FedEx Swings to Loss
Filed at 1:17 p.m. ET
MEMPHIS, Tenn. (AP) -- FedEx Corp. reported a fourth-quarter loss Wednesday and offered a gloomy outlook as it wrestles with a slumping U.S. economy beset by soaring fuel costs and falling prices for homes.
FedEx, considered a bellwether for the broader U.S. economy, predicted 2009 earnings of $4.75 to $5.25 per share, well below Wall Street expectations of $5.92 a share. The international package delivery company expects to earn 80 cents to $1 per share in the first-quarter of the current fiscal year. Analysts forecast $1.27 per share.
''Looking ahead to '09, we do expect conditions to remain extremely challenging and we anticipate in both the first quarter guidance and the yearly target the current economic weakness will continue and the current level of fuel costs will not mitigate,'' chief financial officer Alan Graf said in a conference call with market analysts.
FedEx posted a loss for the just-ended fourth period of 78 cents a share, or $241 million, compared with a profit of $610 million, or $1.96 per share, for the same quarter last year.
Excluding one-time charges, FedEx earned $1.45 per share for the fourth quarter. Revenue rose 8 percent to $9.87 billion from $9.15 billion a year earlier.
Analysts polled by Thomson Financial expected $1.47 per share on revenue of $9.6 billion.
FedEx, which owns the world's largest cargo airline, spend almost $1.4 billion on fuel in the fourth quarter and those costs represented 14 percent of total operating expenses, said Edward Jones analyst Dan Ortwerth.
FedEx customers pay fuel surcharges, but that does not cover all of the increases. The company's fuel costs for the quarter were 54 percent higher than for the same period last year, Ortwerth said, while the surcharges were up less than 30 percent.
''They don't try to recover the entire increase in fuel because that would really hurt the customer and they have the sense to invest in long-term customer relations,'' he said.
But higher costs for fuel mean higher prices for FedEx services.
''The prices have gotten high enough that people are looking for other ways to ship their goods,'' said Morgan Keegan analyst Art Hatfield.
The fuel surcharges, which are added to the company's basic shipping rates, were 28 percent for June and will increase to 32.5 percent in July, Hatfield said.
''So for every dollar you spend to move a product, you're spending an extra 32 and a half cents because of fuel,'' he said.
The generally sluggish economy, with high fuel cost adding to the troubles, also slows inventory and product shipping by business and industry.
''The weak U.S. economy, particularly in housing, in automotive and financial services, dampened volume growth and substantially affected our bottom line,'' FedEx chairman Frederick W. Smith said.

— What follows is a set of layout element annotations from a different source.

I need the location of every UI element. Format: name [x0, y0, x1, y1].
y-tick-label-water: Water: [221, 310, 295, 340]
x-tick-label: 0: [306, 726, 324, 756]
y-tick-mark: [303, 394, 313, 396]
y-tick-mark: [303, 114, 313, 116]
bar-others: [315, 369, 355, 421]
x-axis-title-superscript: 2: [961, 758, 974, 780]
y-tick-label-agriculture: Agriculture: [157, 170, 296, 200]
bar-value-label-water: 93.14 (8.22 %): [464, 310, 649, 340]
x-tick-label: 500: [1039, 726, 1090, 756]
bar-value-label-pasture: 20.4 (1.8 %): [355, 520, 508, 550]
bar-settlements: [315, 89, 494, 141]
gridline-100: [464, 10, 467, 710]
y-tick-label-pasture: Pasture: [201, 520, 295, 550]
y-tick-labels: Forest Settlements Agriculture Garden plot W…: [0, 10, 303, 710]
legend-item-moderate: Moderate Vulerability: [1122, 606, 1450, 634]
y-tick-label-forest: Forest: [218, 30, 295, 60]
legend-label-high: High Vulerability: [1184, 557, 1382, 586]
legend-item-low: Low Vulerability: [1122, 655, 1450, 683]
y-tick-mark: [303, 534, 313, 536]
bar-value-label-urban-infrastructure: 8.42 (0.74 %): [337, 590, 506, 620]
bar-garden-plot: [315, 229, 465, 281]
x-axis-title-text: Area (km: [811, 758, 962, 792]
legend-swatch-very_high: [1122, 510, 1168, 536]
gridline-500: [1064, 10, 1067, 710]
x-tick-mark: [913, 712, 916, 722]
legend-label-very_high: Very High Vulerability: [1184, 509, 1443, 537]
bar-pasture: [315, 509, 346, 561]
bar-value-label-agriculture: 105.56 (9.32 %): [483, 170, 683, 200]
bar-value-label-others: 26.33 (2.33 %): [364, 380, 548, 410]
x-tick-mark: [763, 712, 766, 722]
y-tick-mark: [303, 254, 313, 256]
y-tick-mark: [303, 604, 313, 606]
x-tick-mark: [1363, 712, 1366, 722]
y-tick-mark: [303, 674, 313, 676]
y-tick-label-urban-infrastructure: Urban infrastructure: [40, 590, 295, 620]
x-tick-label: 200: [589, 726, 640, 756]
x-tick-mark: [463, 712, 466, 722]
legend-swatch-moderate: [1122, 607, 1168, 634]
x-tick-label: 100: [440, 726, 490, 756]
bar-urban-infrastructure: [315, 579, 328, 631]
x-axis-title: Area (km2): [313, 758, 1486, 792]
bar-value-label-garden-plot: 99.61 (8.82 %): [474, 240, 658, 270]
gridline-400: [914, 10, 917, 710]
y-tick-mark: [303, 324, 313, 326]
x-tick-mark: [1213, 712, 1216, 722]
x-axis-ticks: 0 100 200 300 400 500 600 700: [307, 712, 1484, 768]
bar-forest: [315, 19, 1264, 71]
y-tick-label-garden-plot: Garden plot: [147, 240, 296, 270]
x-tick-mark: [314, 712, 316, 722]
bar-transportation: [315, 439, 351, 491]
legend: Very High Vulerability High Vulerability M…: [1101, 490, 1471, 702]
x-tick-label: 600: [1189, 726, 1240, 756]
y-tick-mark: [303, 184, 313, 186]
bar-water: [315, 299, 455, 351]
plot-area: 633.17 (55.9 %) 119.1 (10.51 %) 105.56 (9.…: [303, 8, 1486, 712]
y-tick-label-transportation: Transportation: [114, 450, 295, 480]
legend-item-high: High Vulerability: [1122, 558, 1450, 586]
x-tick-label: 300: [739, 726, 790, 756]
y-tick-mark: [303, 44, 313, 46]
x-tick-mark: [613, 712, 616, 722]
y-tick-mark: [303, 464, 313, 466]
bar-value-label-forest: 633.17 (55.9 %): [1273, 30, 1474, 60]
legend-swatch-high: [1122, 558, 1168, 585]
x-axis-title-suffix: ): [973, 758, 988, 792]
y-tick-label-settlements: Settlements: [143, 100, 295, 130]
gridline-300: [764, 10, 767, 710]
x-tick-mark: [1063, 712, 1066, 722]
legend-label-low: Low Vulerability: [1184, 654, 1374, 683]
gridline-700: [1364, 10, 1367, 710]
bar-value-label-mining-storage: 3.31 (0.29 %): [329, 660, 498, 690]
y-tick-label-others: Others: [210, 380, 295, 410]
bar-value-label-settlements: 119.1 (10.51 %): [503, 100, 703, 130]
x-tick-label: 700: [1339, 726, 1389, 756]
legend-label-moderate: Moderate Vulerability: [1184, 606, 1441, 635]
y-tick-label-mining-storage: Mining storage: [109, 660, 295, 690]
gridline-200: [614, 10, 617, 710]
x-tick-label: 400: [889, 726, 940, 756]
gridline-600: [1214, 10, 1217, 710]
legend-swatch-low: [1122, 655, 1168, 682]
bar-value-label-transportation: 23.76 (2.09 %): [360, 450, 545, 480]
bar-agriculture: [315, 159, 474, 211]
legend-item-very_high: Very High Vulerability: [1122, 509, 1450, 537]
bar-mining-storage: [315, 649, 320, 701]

Smith said, however, that FedEx was confident it could weather the domestic economic troubles by holding down expenses, limiting capital spending and continuing to grow the company's international business.
Fourth-quarter earnings included a one-time charge of $891 million for the expected costs of renaming the company's office service and copying division from FedEx Kinko's to FedEx Office.
FedEx had predicted fourth-quarter earnings of $1.45 to $1.50 a share. That projection was lowered last month from earlier company guidance of $1.60 to $1.80 a share, due largely to rising fuel costs.
For 2008, FedEx reported earnings of $3.60 a share, down 44 percent from $6.48 the previous years. Yearly revenue was put at $38 billion, up 8 percent from $35.2 billion.
FedEx shares fell $2.50, or 3 percent, to $81.83 in morning trading.